Macunaíma

sábado, 7 de novembro de 2009


Há poucos filmes que possuem a capacidade de pegarem em obras literárias de renome como é este MACUNAÍMA de Joaquim Pedro de Andrade (adaptação cinematográfica do romance homónimo de um outro Andrade, desta feita Mário) e de acrescentarem ou inovarem sobre esse mesmo suporte literário. Ainda bem que há excepções para confirmarem a regra e podem ter a certeza que estamos perante uma dessas excepções. Sem dúvida nenhuma.

Tanto o filme como o livro são obras chave para percebermos e apreciarmos dois movimentos fulcrais na evolução da cultura brasileira do século XX: o Modernismo dos anos Vinte no caso do romance, e o Tropicalismo dos anos 60 no caso do filme. O livro ainda hoje continua a ser um objecto único de fascínio intemporal, tanto na revolução que causou em apresentar-nos como herói da história um anti-herói “sem carácter”, tal como nos é introduzido (novidade para a altura, embora Dostoievsky tenha feito carreira com personagens dessa natureza e, até um certo ponto, também Kafka), como pela própria linguagem utilizada para contar uma história cheia de mudanças, metamorfoses e comentários sociais: Mário de Andrade passou anos a fazer um levantamento in loco dos dialectos utilizados pelas diferentes tribos brasileiras e o resultado é uma obra que constantemente nos surpreende pela “novidade” das suas palavras e pela extrema musicalidade com que são usadas.

Já o realizador, Joaquim Pedro, fez história sim porque faz um filme que vai cristalizar a grande revolução cultural que se estava a verificar no Brasil em finais dos anos 60, o já referido Tropicalismo, movimento que se vai propagar a todas as artes e provocar tais ondas de influência que ainda hoje se fazem sentir nas mais variadas áreas. Faz, no entanto, uma importante decisão a nível do argumento e, ao invés de utilizar a linguagem do livro que, embora fascinante, não se adequava a um guião viável, vai inovar, isso sim, na mise-en-scène e surpreender-nos com cores garridas, elipses narrativas e cenários tão primitivos quanto rocambolescos ou até com cariz circense. O Carnaval é outra peça chave neste contexto.
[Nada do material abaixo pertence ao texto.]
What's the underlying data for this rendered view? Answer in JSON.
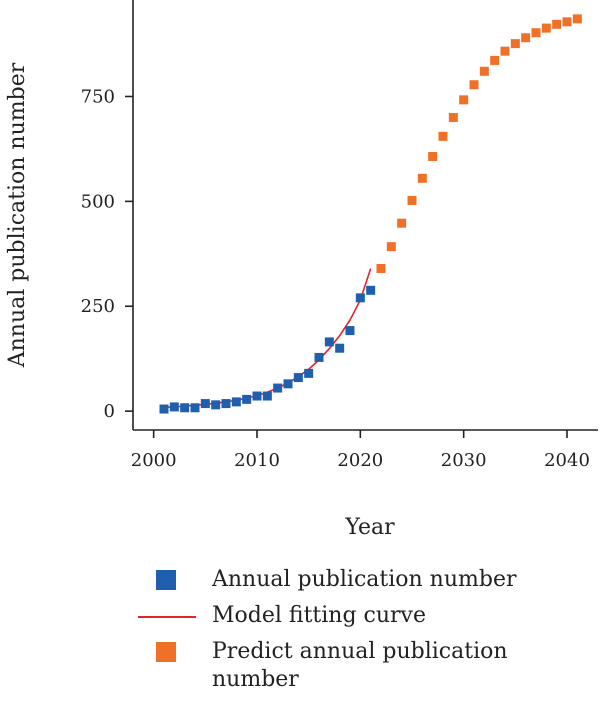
{
  "chart_data": {
    "type": "scatter",
    "xlabel": "Year",
    "ylabel": "Annual publication number",
    "xlim": [
      1998,
      2043
    ],
    "ylim": [
      -45,
      980
    ],
    "xticks": [
      2000,
      2010,
      2020,
      2030,
      2040
    ],
    "yticks": [
      0,
      250,
      500,
      750
    ],
    "grid": false,
    "legend_position": "bottom",
    "series": [
      {
        "name": "Annual publication number",
        "kind": "scatter",
        "color": "#1f5fad",
        "x": [
          2001,
          2002,
          2003,
          2004,
          2005,
          2006,
          2007,
          2008,
          2009,
          2010,
          2011,
          2012,
          2013,
          2014,
          2015,
          2016,
          2017,
          2018,
          2019,
          2020,
          2021
        ],
        "y": [
          5,
          10,
          8,
          8,
          18,
          15,
          18,
          22,
          28,
          36,
          36,
          55,
          65,
          80,
          90,
          128,
          165,
          150,
          192,
          270,
          288
        ]
      },
      {
        "name": "Model fitting curve",
        "kind": "line",
        "color": "#e4232b",
        "x": [
          2001,
          2002,
          2003,
          2004,
          2005,
          2006,
          2007,
          2008,
          2009,
          2010,
          2011,
          2012,
          2013,
          2014,
          2015,
          2016,
          2017,
          2018,
          2019,
          2020,
          2021
        ],
        "y": [
          9,
          10,
          12,
          14,
          16,
          19,
          22,
          26,
          31,
          37,
          45,
          55,
          67,
          82,
          100,
          122,
          149,
          180,
          217,
          265,
          340
        ]
      },
      {
        "name": "Predict annual publication number",
        "kind": "scatter",
        "color": "#f07028",
        "x": [
          2022,
          2023,
          2024,
          2025,
          2026,
          2027,
          2028,
          2029,
          2030,
          2031,
          2032,
          2033,
          2034,
          2035,
          2036,
          2037,
          2038,
          2039,
          2040,
          2041
        ],
        "y": [
          340,
          392,
          448,
          502,
          555,
          607,
          655,
          700,
          742,
          778,
          810,
          836,
          858,
          876,
          890,
          902,
          913,
          922,
          928,
          935
        ]
      }
    ]
  }
}
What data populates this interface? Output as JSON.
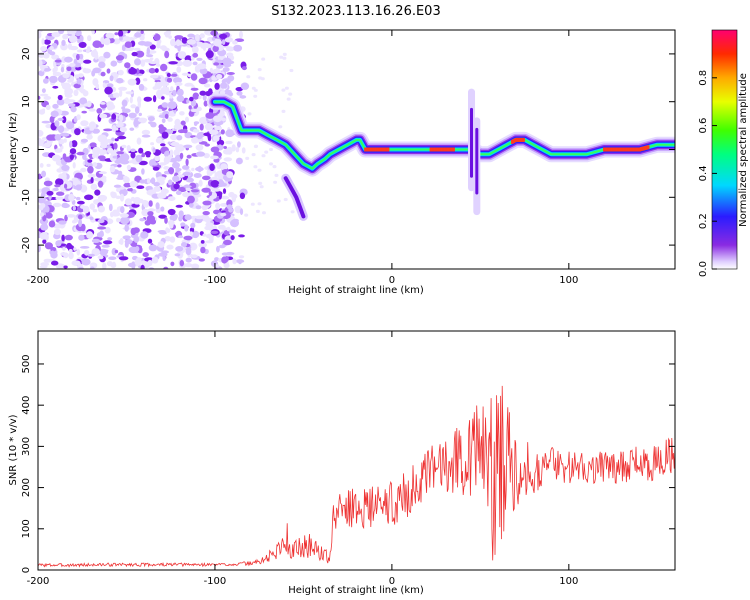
{
  "title": "S132.2023.113.16.26.E03",
  "chart_data": [
    {
      "type": "heatmap",
      "xlabel": "Height of straight line (km)",
      "ylabel": "Frequency (Hz)",
      "xlim": [
        -200,
        160
      ],
      "ylim": [
        -25,
        25
      ],
      "xticks": [
        -200,
        -100,
        0,
        100
      ],
      "yticks": [
        -20,
        -10,
        0,
        10,
        20
      ],
      "colorbar": {
        "label": "Normalized spectral amplitude",
        "range": [
          0.0,
          1.0
        ],
        "ticks": [
          "0.0",
          "0.2",
          "0.4",
          "0.6",
          "0.8"
        ]
      },
      "noise_region_x": [
        -200,
        -83
      ],
      "ridge": {
        "x": [
          -100,
          -95,
          -90,
          -85,
          -80,
          -75,
          -70,
          -65,
          -60,
          -55,
          -50,
          -45,
          -42,
          -38,
          -35,
          -30,
          -25,
          -20,
          -18,
          -15,
          -10,
          -5,
          0,
          10,
          20,
          30,
          40,
          45,
          50,
          55,
          60,
          65,
          70,
          75,
          80,
          85,
          90,
          95,
          100,
          110,
          120,
          130,
          140,
          150,
          160
        ],
        "y": [
          10,
          10,
          9,
          4,
          4,
          4,
          3,
          2,
          1,
          -1,
          -3,
          -4,
          -3,
          -2,
          -1,
          0,
          1,
          2,
          2,
          0,
          0,
          0,
          0,
          0,
          0,
          0,
          0,
          0,
          -1,
          -1,
          0,
          1,
          2,
          2,
          1,
          0,
          -1,
          -1,
          -1,
          -1,
          0,
          0,
          0,
          1,
          1
        ]
      },
      "peak_segments": [
        [
          -15,
          -2
        ],
        [
          22,
          35
        ],
        [
          68,
          75
        ],
        [
          120,
          145
        ]
      ],
      "spikes": [
        {
          "x": 45,
          "y_range": [
            -8,
            12
          ]
        },
        {
          "x": 48,
          "y_range": [
            -13,
            6
          ]
        }
      ],
      "branch": {
        "x": [
          -60,
          -57,
          -54,
          -52,
          -50
        ],
        "y": [
          -6,
          -8,
          -10,
          -12,
          -14
        ]
      }
    },
    {
      "type": "line",
      "color": "#ee3333",
      "xlabel": "Height of straight line (km)",
      "ylabel": "SNR (10 * v/v)",
      "xlim": [
        -200,
        160
      ],
      "ylim": [
        0,
        580
      ],
      "xticks": [
        -200,
        -100,
        0,
        100
      ],
      "yticks": [
        0,
        100,
        200,
        300,
        400,
        500
      ],
      "series": [
        {
          "name": "SNR",
          "x": [
            -200,
            -180,
            -160,
            -140,
            -120,
            -100,
            -90,
            -80,
            -75,
            -70,
            -65,
            -60,
            -58,
            -55,
            -50,
            -45,
            -40,
            -35,
            -33,
            -30,
            -25,
            -20,
            -10,
            0,
            10,
            20,
            30,
            40,
            45,
            50,
            55,
            58,
            60,
            62,
            65,
            70,
            75,
            80,
            90,
            100,
            110,
            120,
            130,
            140,
            150,
            160
          ],
          "y": [
            12,
            12,
            13,
            13,
            13,
            13,
            14,
            16,
            20,
            30,
            45,
            80,
            60,
            50,
            55,
            60,
            40,
            30,
            120,
            150,
            150,
            150,
            155,
            160,
            190,
            220,
            270,
            270,
            290,
            300,
            250,
            200,
            300,
            250,
            280,
            250,
            250,
            240,
            260,
            250,
            250,
            250,
            250,
            260,
            260,
            280
          ],
          "amp": [
            4,
            4,
            4,
            4,
            4,
            4,
            4,
            5,
            8,
            15,
            20,
            50,
            35,
            25,
            30,
            30,
            20,
            15,
            40,
            45,
            45,
            50,
            50,
            55,
            60,
            70,
            80,
            90,
            110,
            120,
            170,
            230,
            250,
            200,
            160,
            100,
            70,
            55,
            45,
            40,
            40,
            40,
            40,
            45,
            45,
            50
          ]
        }
      ]
    }
  ]
}
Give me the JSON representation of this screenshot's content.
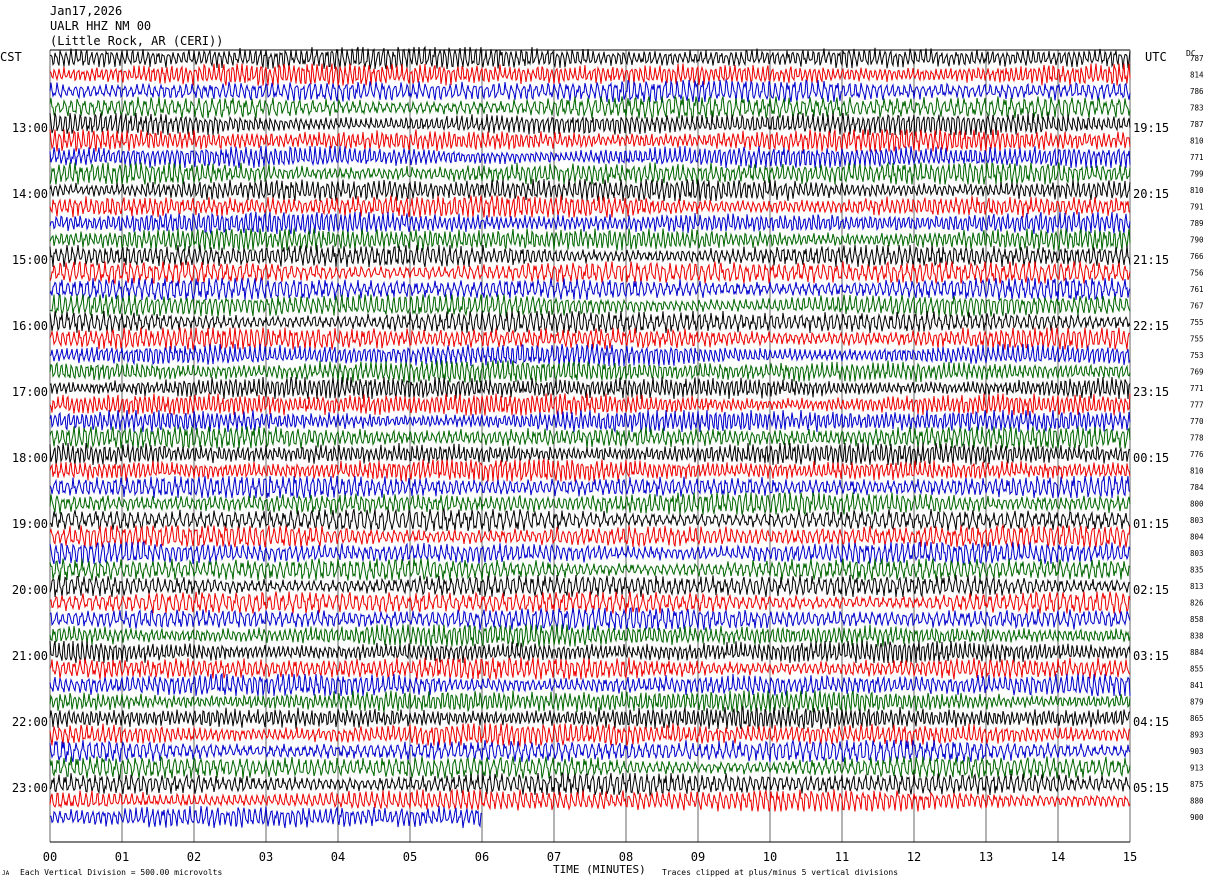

E agora, pergunto-vos? O que é que tem todo este movimento a ver com o canibalismo? Cultural, isto é! Querem saber? Pois bem, uma das palavras chave em toda esta revolução cultural é a Antropofagia, que é como quem diz, o canibalismo. Eu passo a explicar. Uma das razões pelas quais o Modernismo foi apresentado e criado foi exactamente por causa da intelligentsia brasileira da altura se ter fartado de ver a sua particular cultura (tão rica em tradições e costumes) desaparecer perante a supremacia económica da Europa e da América (mais ou menos o que ainda hoje se verifica, como poderão constatar). Propõem então o seguinte: adaptar essas mesmas influências externas à sua realidade, fazendo-as resultar num produto final muito mais interessante como resultado dessa mesma apropriação cultural (bem diferente do que se verificaria no caso da aculturação). Isto tudo cristaliza-se no Manifesto Antropofágico de um outro Andrade, Oswald de seu nome.

Passados 40 anos, uma nova vaga de artistas e intelectuais toma Mário de Andrade como mentor do Tropicalismo e Macunaíma como pedra angular da nova revolução. O melhor de tudo é que um filme à altura desses importantes ideais foi feito, despertando o interesse e a paixão tanto por parte da crítica como do público, tornando-se num dos maiores sucessos de sempre do cinema brasileiro de até então. Mas Joaquim Pedro não se fica por aqui e, num acto de coragem, e de génio também, vai fazer algumas mudanças a cenas-chave do livro adaptando-as à sua própria realidade e vivências pessoais, tornando o produto final uma obra de autor e não somente uma transcrição fiel de um qualquer suporte literário. De especial destaque o final do filme, bem diferente em tom e resolução do retratado no livro.

Bem, mas chega de academismos, embora eles para aqui sejam chamados para melhor percebermos a importância deste filme. É que, mesmo que não saibamos nada sobre o livro de onde foi tirada esta história, nem de todo o background por trás da sua criação, MACUNAÍMA há-de sempre ser um filme acessível ao grande público por ser tão cheio de vida, de cor e de surpresas constantes. E é aí que reside toda a sua magia. Vejam-no a todo o custo.